Do zdarzenia doszło we wrześniu, ale sprawa wyszła na jaw dopiero po anonimowych listach do lokalnych redakcji, w których ktoś uprzejmie doniósł na sołtysa Soszycy.
W jeden z wrześniowych weekendów Zbigniew C. wraz ze swoją żoną bawili się na weselu i na poprawinach. W poniedziałek sołtys Soszycy, który jest kierowcą autobusu wsiadł do pojazdu zaparkowanego pod domem i ruszył w trasę. Nagle pojazd został zatrzymany przez Wojewódzki Inspektorat Transportu Drogowego. W autobusie Zbigniewa C. przebywało wtedy sześcioro dzieci, które jechały do szkoły w Jasieniu.

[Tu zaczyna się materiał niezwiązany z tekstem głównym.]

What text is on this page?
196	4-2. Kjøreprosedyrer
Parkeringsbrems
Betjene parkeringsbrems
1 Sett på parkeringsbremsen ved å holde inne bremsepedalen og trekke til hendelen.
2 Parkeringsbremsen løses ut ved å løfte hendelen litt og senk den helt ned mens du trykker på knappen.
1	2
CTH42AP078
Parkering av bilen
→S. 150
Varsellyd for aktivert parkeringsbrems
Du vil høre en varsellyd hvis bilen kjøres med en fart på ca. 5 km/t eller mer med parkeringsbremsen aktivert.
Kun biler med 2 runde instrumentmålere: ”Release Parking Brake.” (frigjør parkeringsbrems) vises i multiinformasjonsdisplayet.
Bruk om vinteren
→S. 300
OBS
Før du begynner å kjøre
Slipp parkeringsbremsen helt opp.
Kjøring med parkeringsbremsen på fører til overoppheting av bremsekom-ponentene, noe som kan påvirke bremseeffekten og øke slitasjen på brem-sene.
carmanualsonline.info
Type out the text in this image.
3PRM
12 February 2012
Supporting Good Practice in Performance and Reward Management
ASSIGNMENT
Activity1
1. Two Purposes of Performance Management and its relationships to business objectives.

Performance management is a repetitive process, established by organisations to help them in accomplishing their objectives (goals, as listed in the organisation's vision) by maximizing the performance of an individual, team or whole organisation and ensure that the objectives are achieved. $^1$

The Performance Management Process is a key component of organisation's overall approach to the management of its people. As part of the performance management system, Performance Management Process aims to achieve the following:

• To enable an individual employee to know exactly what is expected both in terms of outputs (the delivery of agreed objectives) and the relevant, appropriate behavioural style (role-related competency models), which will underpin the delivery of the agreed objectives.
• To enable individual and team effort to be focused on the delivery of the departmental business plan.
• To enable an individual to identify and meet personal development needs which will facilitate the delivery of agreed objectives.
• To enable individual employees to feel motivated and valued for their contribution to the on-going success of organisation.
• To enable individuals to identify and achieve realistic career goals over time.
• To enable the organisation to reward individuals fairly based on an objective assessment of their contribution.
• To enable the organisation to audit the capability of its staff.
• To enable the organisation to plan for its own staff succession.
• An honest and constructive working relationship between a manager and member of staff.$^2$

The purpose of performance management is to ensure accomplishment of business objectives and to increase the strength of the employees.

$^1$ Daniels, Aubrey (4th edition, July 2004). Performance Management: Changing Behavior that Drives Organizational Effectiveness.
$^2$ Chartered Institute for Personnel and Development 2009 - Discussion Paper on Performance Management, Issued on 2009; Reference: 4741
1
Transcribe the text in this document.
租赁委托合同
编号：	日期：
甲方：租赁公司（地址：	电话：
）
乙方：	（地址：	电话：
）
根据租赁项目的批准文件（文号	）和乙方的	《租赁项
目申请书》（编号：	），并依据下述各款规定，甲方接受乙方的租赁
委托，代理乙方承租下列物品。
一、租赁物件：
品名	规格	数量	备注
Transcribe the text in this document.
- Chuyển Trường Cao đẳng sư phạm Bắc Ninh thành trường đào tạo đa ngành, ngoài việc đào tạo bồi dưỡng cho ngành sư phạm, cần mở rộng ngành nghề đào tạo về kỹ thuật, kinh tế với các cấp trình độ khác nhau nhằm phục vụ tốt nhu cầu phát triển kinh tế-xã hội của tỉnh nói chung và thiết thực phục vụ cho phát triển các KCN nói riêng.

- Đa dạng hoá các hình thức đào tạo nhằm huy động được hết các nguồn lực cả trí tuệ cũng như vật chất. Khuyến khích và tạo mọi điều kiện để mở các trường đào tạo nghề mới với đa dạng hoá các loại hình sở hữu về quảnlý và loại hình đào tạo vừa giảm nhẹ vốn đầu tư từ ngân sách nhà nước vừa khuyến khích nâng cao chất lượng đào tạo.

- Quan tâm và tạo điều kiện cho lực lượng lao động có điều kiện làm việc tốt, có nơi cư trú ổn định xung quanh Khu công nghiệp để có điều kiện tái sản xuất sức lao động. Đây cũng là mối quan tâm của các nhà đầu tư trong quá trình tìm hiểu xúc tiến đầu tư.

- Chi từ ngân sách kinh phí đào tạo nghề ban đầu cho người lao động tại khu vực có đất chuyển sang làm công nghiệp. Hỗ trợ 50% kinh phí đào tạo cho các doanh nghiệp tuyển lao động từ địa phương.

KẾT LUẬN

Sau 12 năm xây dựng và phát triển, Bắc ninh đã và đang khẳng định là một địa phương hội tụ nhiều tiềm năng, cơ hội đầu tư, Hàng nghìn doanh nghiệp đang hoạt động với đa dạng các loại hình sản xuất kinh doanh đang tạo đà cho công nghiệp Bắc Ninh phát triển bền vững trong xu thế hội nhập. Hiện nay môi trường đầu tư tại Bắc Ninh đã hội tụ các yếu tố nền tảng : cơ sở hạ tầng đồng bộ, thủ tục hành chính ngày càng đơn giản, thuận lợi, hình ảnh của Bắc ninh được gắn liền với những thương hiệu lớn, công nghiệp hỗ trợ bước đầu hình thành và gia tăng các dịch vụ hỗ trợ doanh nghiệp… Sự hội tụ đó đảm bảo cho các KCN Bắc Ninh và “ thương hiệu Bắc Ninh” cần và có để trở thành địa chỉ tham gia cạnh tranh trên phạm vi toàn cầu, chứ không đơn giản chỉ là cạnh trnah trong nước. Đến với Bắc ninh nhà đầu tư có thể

- 13 września około godz. 6:30 otrzymał zgłoszenie o tym, że kierowca Mercedesa najprawdopodobniej jest nietrzeźwy. Policjanci zatrzymali do kontroli kierowcę busa i sprawdzili jego trzeźwość. Okazało się, że 58-letni mężczyzna popełnił wykroczenie, ponieważ kierował pojazdem w stanie po spożyciu alkoholu. Mundurowi mieszkańcowi gminy Parchowo zatrzymali prawo jazdy i prowadzą teraz postępowanie wyjaśniające w sprawie o wykroczenie - poinformowała w komunikacie bytowska policja.
Sołtys wydmuchał 0,38 promila alkoholu i skończyło się jedynie na wykroczeniu. Zbigniew C. na sześć miesięcy stracił prawo jazdy kategorii D i musi zapłacić 700 złotych mandatu.